(FB 1548104523 Timestamp)
SEE HOW THEY RUN. SECOND TODAY.
Look at how they construct arguments in an attempt to preserve their comforts.
—-“You still have to assume a framework for falsifying. If you don’t leave room for questioning said framework, it’s dogma. Is that not clear?”— Ben Quimby
No it is not clear. logic is not dogma. justificationism is false and falsificationism is not. these are not open questions unless you find a means of opening them by falsifying falsificationism.
An authority must command a dogma.
Logic cannot be otherwise.
Falsification cannot be otherwise.
You can claim this is false somehow but defensive skepticism is just admission of failure to do so.
—“To be fair, questioning doesn’t necessarily imply falsifying. Nobody wants to falsify logic, AFAIK; what they want is to “hint”, let’s say (b/c you can’t do this logically), that some truths, like logic itself, are meta-logical.”—Ben Quimby
—“It’s not admissable, that’s true. And then, if they can’t testify to it, we have to resort to deciding on intent. That’s true. What a weird puzzle. I see both sides. Assuming there are such things as meta-logical truths, this would appear to throw a bit of a wrench in the whole prosecution of non-logical information thing. And you’re naturally worried about being consistent with what gets prosecuted. You can’t even argue that it’s worth sacrificing meta-logical truths, b/c your framework won’t even allow you to acknowledge them as such. And if it did, you might not make that argument. But as someone who can see these “truths”, at least provisionally, the answer here (cost-benefit analysis) is not at all clear to me.”—Ben Quimby
“Define meta-logical truths”
(There aren’t any)
—-“[One can’t coherently define meta-coherence; that comes with the territory.] Take ‘change’ (process) for example. It’s not definable, it’s not falsifiable, and yet we don’t subordinate it to something lesser, like fiction. We acknowledge change as some kind of fact or truth, as something that “just is”, something that “can’t be otherwise”, and yet it hasn’t passed our formalized tests of truth.”— Ben Quimby
:Meta-coherence” means intuitionistic, free-associations, not open to analysis. (There is nothing not open to analysis, only not open to testing.)
To define change is very easy. Time=rate of entropy. Change is any perceivable difference in constant relations over time. That is what it means, and that is what it must mean, and that is what we are capable of percieving, because that is the only capacity of our neurons.
—“Yeah, perception, difference, constancy, relations, time; more meta-analytical terms.

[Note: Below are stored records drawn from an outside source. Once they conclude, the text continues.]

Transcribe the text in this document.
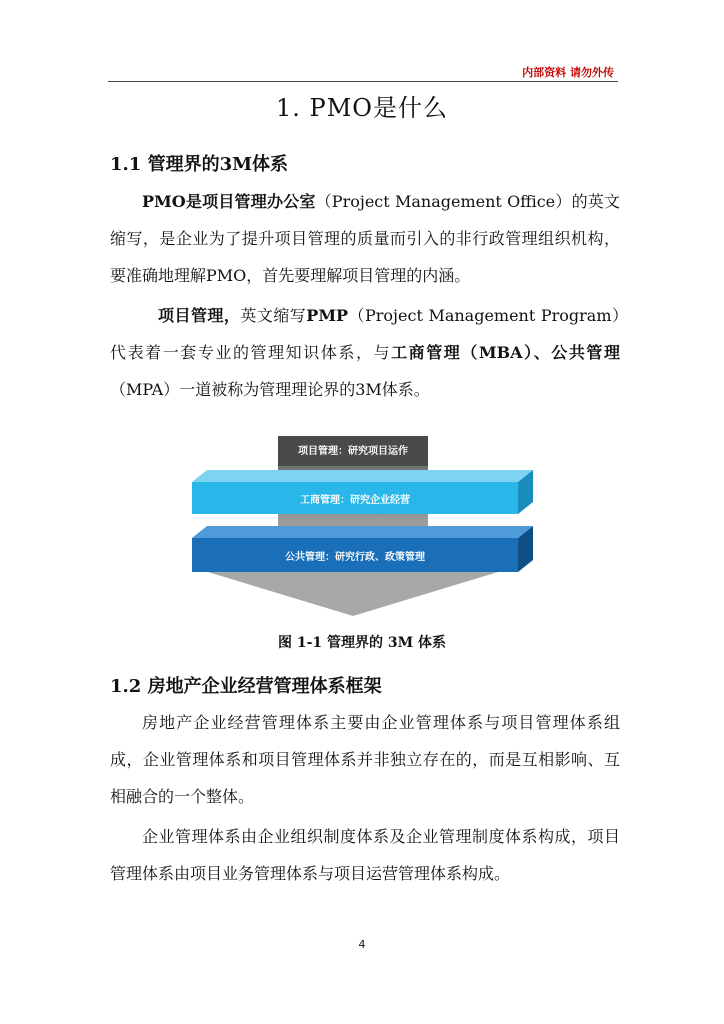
内部资料 请勿外传
1. PMO是什么
1.1 管理界的3M体系
PMO是项目管理办公室（Project Management Office）的英文缩写，是企业为了提升项目管理的质量而引入的非行政管理组织机构，要准确地理解PMO，首先要理解项目管理的内涵。
项目管理，英文缩写PMP（Project Management Program）代表着一套专业的管理知识体系，与工商管理（MBA）、公共管理（MPA）一道被称为管理理论界的3M体系。
项目管理：研究项目运作
工商管理：研究企业经营
公共管理：研究行政、政策管理
图 1-1 管理界的 3M 体系
1.2 房地产企业经营管理体系框架
房地产企业经营管理体系主要由企业管理体系与项目管理体系组成，企业管理体系和项目管理体系并非独立存在的，而是互相影响、互相融合的一个整体。
企业管理体系由企业组织制度体系及企业管理制度体系构成，项目管理体系由项目业务管理体系与项目运营管理体系构成。
4
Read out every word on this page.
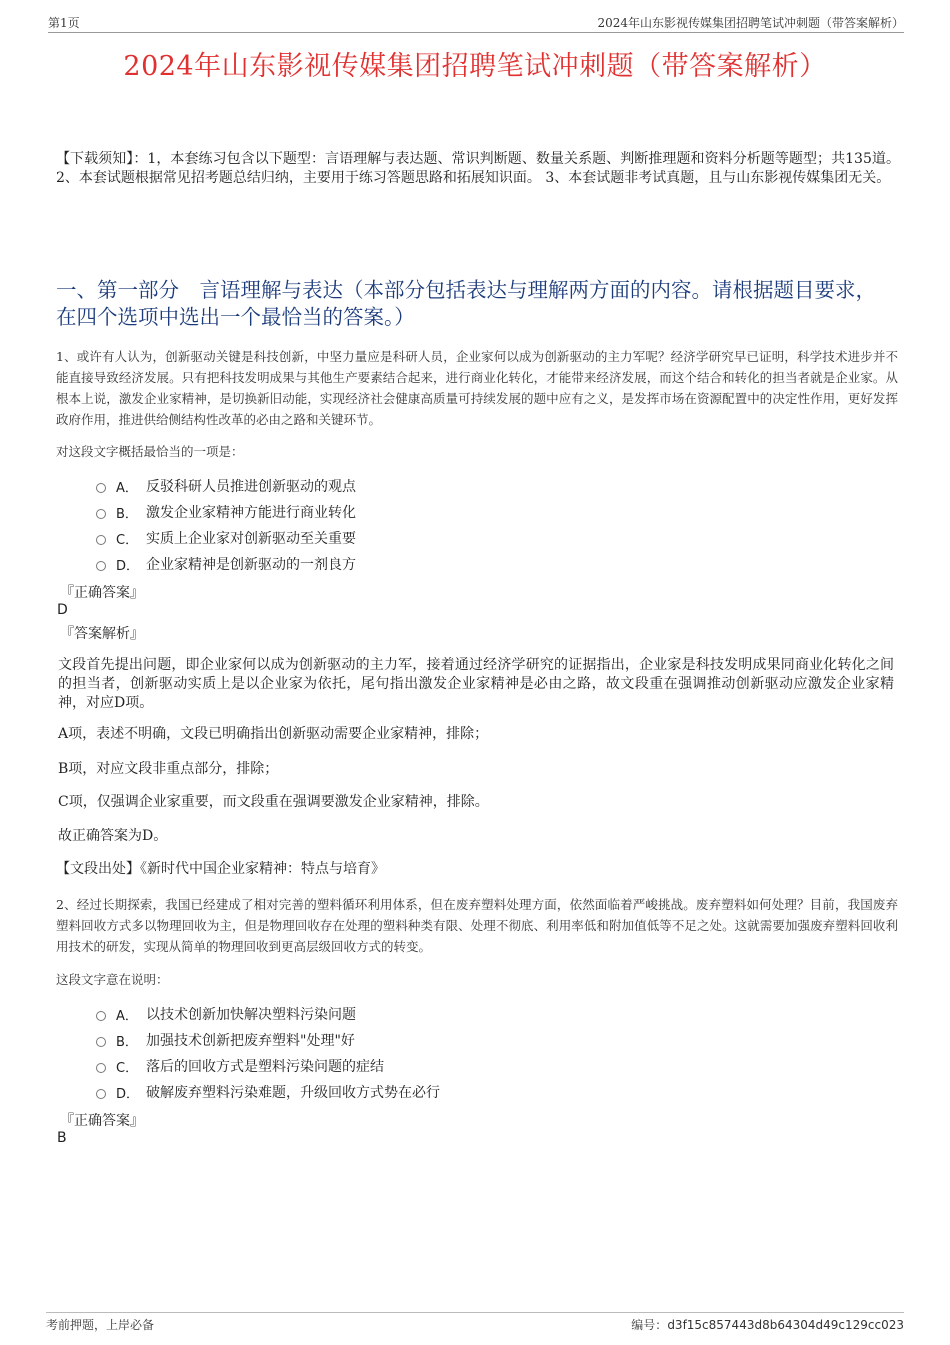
第1页	2024年山东影视传媒集团招聘笔试冲刺题（带答案解析）
2024年山东影视传媒集团招聘笔试冲刺题（带答案解析）
【下载须知】：1，本套练习包含以下题型：言语理解与表达题、常识判断题、数量关系题、判断推理题和资料分析题等题型；共135道。 2、本套试题根据常见招考题总结归纳，主要用于练习答题思路和拓展知识面。 3、本套试题非考试真题，且与山东影视传媒集团无关。
一、第一部分　言语理解与表达（本部分包括表达与理解两方面的内容。请根据题目要求，在四个选项中选出一个最恰当的答案。）
1、或许有人认为，创新驱动关键是科技创新，中坚力量应是科研人员，企业家何以成为创新驱动的主力军呢？经济学研究早已证明，科学技术进步并不能直接导致经济发展。只有把科技发明成果与其他生产要素结合起来，进行商业化转化，才能带来经济发展，而这个结合和转化的担当者就是企业家。从根本上说，激发企业家精神，是切换新旧动能，实现经济社会健康高质量可持续发展的题中应有之义，是发挥市场在资源配置中的决定性作用，更好发挥政府作用，推进供给侧结构性改革的必由之路和关键环节。
对这段文字概括最恰当的一项是：
A． 反驳科研人员推进创新驱动的观点
B． 激发企业家精神方能进行商业转化
C． 实质上企业家对创新驱动至关重要
D． 企业家精神是创新驱动的一剂良方
『正确答案』
D
『答案解析』
文段首先提出问题，即企业家何以成为创新驱动的主力军，接着通过经济学研究的证据指出，企业家是科技发明成果同商业化转化之间的担当者，创新驱动实质上是以企业家为依托，尾句指出激发企业家精神是必由之路，故文段重在强调推动创新驱动应激发企业家精神，对应D项。
A项，表述不明确，文段已明确指出创新驱动需要企业家精神，排除；
B项，对应文段非重点部分，排除；
C项，仅强调企业家重要，而文段重在强调要激发企业家精神，排除。
故正确答案为D。
【文段出处】《新时代中国企业家精神：特点与培育》
2、经过长期探索，我国已经建成了相对完善的塑料循环利用体系，但在废弃塑料处理方面，依然面临着严峻挑战。废弃塑料如何处理？目前，我国废弃塑料回收方式多以物理回收为主，但是物理回收存在处理的塑料种类有限、处理不彻底、利用率低和附加值低等不足之处。这就需要加强废弃塑料回收利用技术的研发，实现从简单的物理回收到更高层级回收方式的转变。
这段文字意在说明：
A． 以技术创新加快解决塑料污染问题
B． 加强技术创新把废弃塑料"处理"好
C． 落后的回收方式是塑料污染问题的症结
D． 破解废弃塑料污染难题，升级回收方式势在必行
『正确答案』
B
考前押题，上岸必备	编号：d3f15c857443d8b64304d49c129cc023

They’re meaningful, no doubt; just not in a way we can reference concretely. As for neuronal capacities, I question whether we really know what we mean by that.
At any rate, the point isn’t to debate this. The point is to test for the ability to step into a separate lens: Can you see what they see without interpreting via your current frame? Hence the “hard problem” question: Do you UNDERSTAND the hard problem as it is seen through the eyes of those who think it’s a valid problem? If you could show something like that, I think it would be extremely powerful.
I look at things like this: If I can demonstrate comprehension of both my perspective and the other guy’s (on their terms), and they can only demonstrate comprehension of their own, then it’s more likely I hold the superior (more comprehensive) position. Anyways, I’m trying to get away from internet stuff these days. Yesterday was a spur of the moment type thing–a relapse, if you will. It shant happen again. Cheers.”—
If i can demonstrate both but also the degree of falsity of both it is moel likely that the least false least fictional most parsimonious holds te superior more comprehensive position,
The hardest part of each major revolution: reason, empiricism, science, darwinianism, and operationalism has been the recalcitrance of those invested in the comforting fictions that they hold dear.
Testimonialism is a revolutionary as the revolutions in reason, empiricism, science, darwinianism, and operationalism.
And like those who have malinvested in moralism, malinvested in scripturalism, malinvested in rationalism, the malinvestment is driven out of the market by superior investment.